Es war die Zeit nach dem 2. Vatikanischen Konzil. Die ersten Jahre waren unruhig und manchmal schwierig. Zu dem Wort „Meister, wo wohnst Du? Kommt und seht! Sie gingen mit und sahen, wo er wohnte und sie blieben...“  (Joh. 1,39) - das war der Text zur Vorbereitung auf die 1. Profess - kam immer wieder die Frage „wollt auch ihr weggehen?“ (Joh. 6,67)

1976 war ich das erste Mal in Indien (Pithora). Da alle Bemühungen um ein Aufenthaltsvisum vergeblich waren, wurde ich 1998 nach Tilbeck gesandt – und habe dort mein Herz verloren. Es war Liebe auf den ersten Blick! Sechs Wochen später kam das Visum für Indien! Ich verstand Gott und seine Wege mit mir nicht. Aber ich bin gegangen. Schon nach einigen Monaten und nach intensiven Exerzitien habe ich um die Rückkehr nach Deutschland gebeten. Nach 13 Monaten in Bhopal hat Schwester M. Angela mir am 2. Weihnachtstag gesagt, dass ich wieder nach Tilbeck dürfe. Dieser Tag, der Neubeginn in Tilbeck, die Vorbereitung und die Ewigen Gelübde 1980 waren meine glücklichste Zeit im Kloster. 1985/1986 war ich noch einmal für fünf Monate in Ramgarh/Indien.

In dem Buch „Die Mauritzer Franziskanerinnen“ von 1994 steht ein ausführlicher Artikel über mein Leben und meine Arbeit in Tilbeck.

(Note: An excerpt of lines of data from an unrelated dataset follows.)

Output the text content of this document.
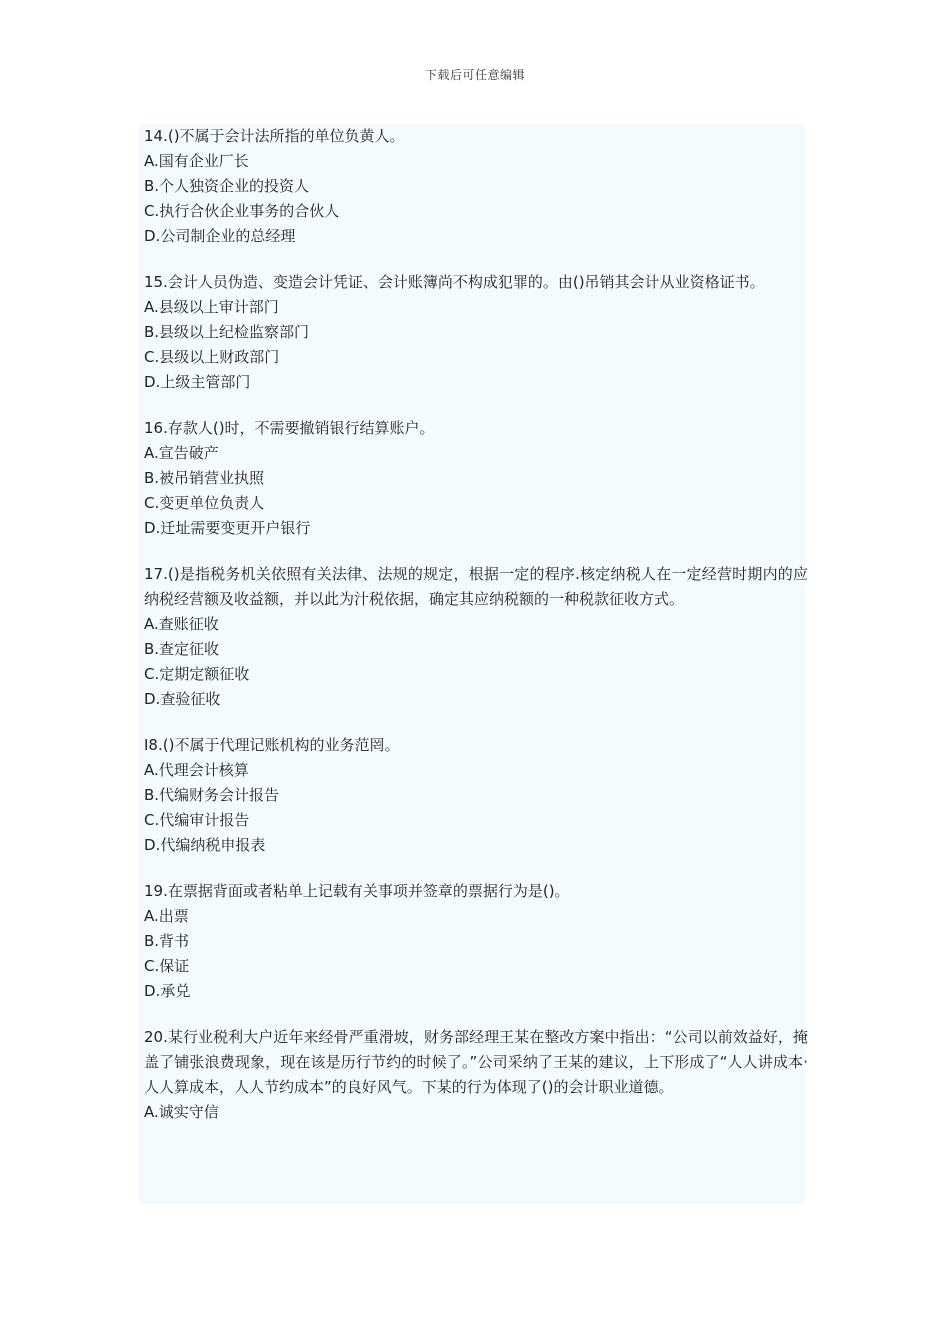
下载后可任意编辑

14.()不属于会计法所指的单位负黄人。

A.国有企业厂长

B.个人独资企业的投资人

C.执行合伙企业事务的合伙人

D.公司制企业的总经理

15.会计人员伪造、变造会计凭证、会计账簿尚不构成犯罪的。由()吊销其会计从业资格证书。

A.县级以上审计部门

B.县级以上纪检监察部门

C.县级以上财政部门

D.上级主管部门

16.存款人()时，不需要撤销银行结算账户。

A.宣告破产

B.被吊销营业执照

C.变更单位负责人

D.迁址需要变更开户银行

17.()是指税务机关依照有关法律、法规的规定，根据一定的程序.核定纳税人在一定经营时期内的应纳税经营额及收益额，并以此为汁税依据，确定其应纳税额的一种税款征收方式。

A.查账征收

B.查定征收

C.定期定额征收

D.查验征收

I8.()不属于代理记账机构的业务范罔。

A.代理会计核算

B.代编财务会计报告

C.代编审计报告

D.代编纳税申报表

19.在票据背面或者粘单上记载有关事项并签章的票据行为是()。

A.出票

B.背书

C.保证

D.承兑

20.某行业税利大户近年来经骨严重滑坡，财务部经理王某在整改方案中指出：“公司以前效益好，掩盖了铺张浪费现象，现在该是历行节约的时候了。”公司采纳了王某的建议，上下形成了“人人讲成本·人人算成本，人人节约成本”的良好风气。下某的行为体现了()的会计职业道德。

A.诚实守信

Seit 7 Jahren bin ich Rentnerin; vormittags gehe ich in die Wäscherei. Die körperliche Arbeit, der Kontakt mit unseren Bewohner/innen und der ‚freie Kopf‘ sind mir wichtig. Ereignisse, Gedanken und „Bilder“ können hochkommen und wieder lebendig werden und Nach-Sinnen ist möglich.

Wenn ich nach meinen stärksten Impulsen oder Gefühlen gefragt werde, so sind das: Empörung über Ungerechtigkeit, Sehnsucht und Staunen, die mir helfen, nicht aufzugeben oder zu resignieren und immer wieder Fragen und Hinter-Fragen. „Jetzt erkenne ich unvollkommen, dann aber werde ich ganz erkennen, sowie ich auch ganz erkannt bin.“ (1 Kor 13,12b) und: „Es genügt dir meine Gnade“ (2 Kor 12,9a)

Gott hat gerufen, ich habe gehört und bin IHM gefolgt. Mein Leben ist keine Erfolgs-Geschichte, aber eine Gefolgs-Geschichte.